Report: Iraq Has Not Met Benchmarks

Sen. Jim Webb, D-Va., right, accompanied by Senate Majority Leader Harry Reid of Nev., discusses legislation to change the course of the War in Iraq, Monday, July 9, 2007, during a news conference on Capitol Hill in Washington.
A draft report to Congress on the war will conclude that the U.S.-backed government in Iraq has met none of its targets for political, economic and other reform, speeding up the Bush administration's reckoning on what to do next, a U.S. official said Monday.

One likely result of the report will be a vastly accelerated debate among President Bush's top aides on withdrawing troops and scaling back the U.S. presence in Iraq.

A senior Pentagon official tells CBS News chief White House correspondent Jim Axelrod a debate is already underway to determine what conditions must exist, short of victory, to begin pulling troops out of Iraq.

The "pivot point" for addressing the matter will no longer be Sept. 15, as initially envisioned, when a full report on Bush's so-called "surge" plan is due, but instead will come this week when the interim mid-July assessment is released, the official said.

A draft version of the report, expected to be presented to Congress on Thursday or Friday, circulated among various government agencies in Washington on Monday.

"The facts are not in question," the official told The Associated Press, speaking on condition of anonymity. "The real question is how the White House proceeds with a post-surge strategy in light of the report."

The official said it is highly unlikely that Bush will withhold or suspend some aid to the Iraqis based on the report, as he can do under the law.

As the White House prepared its first major progress report for Congress, war-weary Republicans are focusing their efforts on protecting unrelated anti-terrorism programs while Democrats are trying again to pass legislation ordering troop withdrawals.

Simmering in the background is a growing sentiment among at least some Republicans that the U.S. strategy is failing and Bush should adopt a new policy before they must face their constituents during the August recess.

Clearly political support is weakening inside the administration, adds Axelrod.

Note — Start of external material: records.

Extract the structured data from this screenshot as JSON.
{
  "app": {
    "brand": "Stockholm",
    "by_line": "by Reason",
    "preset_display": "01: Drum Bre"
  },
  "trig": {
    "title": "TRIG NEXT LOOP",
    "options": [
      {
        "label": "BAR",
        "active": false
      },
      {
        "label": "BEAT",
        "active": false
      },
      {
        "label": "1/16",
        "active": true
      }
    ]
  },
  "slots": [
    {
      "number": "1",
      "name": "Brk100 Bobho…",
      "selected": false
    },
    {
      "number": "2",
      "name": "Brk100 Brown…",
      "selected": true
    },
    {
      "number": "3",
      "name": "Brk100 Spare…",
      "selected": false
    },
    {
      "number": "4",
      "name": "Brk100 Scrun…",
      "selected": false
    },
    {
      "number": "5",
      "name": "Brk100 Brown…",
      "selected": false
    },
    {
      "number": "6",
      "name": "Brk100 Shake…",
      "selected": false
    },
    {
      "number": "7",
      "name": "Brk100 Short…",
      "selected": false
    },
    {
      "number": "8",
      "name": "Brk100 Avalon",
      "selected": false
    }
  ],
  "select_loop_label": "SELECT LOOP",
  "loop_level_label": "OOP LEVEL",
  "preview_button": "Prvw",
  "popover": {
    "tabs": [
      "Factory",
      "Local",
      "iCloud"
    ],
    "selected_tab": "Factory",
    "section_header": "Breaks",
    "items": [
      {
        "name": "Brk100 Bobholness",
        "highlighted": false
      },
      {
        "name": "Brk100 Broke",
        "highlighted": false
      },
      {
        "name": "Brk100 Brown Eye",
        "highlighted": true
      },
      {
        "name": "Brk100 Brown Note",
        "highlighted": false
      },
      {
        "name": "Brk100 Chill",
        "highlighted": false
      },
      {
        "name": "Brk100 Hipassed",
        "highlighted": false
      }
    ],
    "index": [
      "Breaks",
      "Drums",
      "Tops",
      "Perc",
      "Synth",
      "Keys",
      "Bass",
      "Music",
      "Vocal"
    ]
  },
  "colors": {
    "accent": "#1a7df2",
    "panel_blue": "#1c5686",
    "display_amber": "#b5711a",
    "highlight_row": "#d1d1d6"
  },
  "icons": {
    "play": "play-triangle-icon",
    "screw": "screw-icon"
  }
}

A senior administration official who has been to Iraq many times tells CBS News the Iraqis have made the surge "a joke," adding that they lack the ability, the firepower and the discipline to take over anything.

The Senate began debate Monday on legislation that would authorize $649 billion in defense programs. By week's end, senators are expected to vote on an amendment by Sen. Carl Levin, D-Mich., that would order troop withdrawals to begin in four months, with the goal of completing the pullout by spring 2008.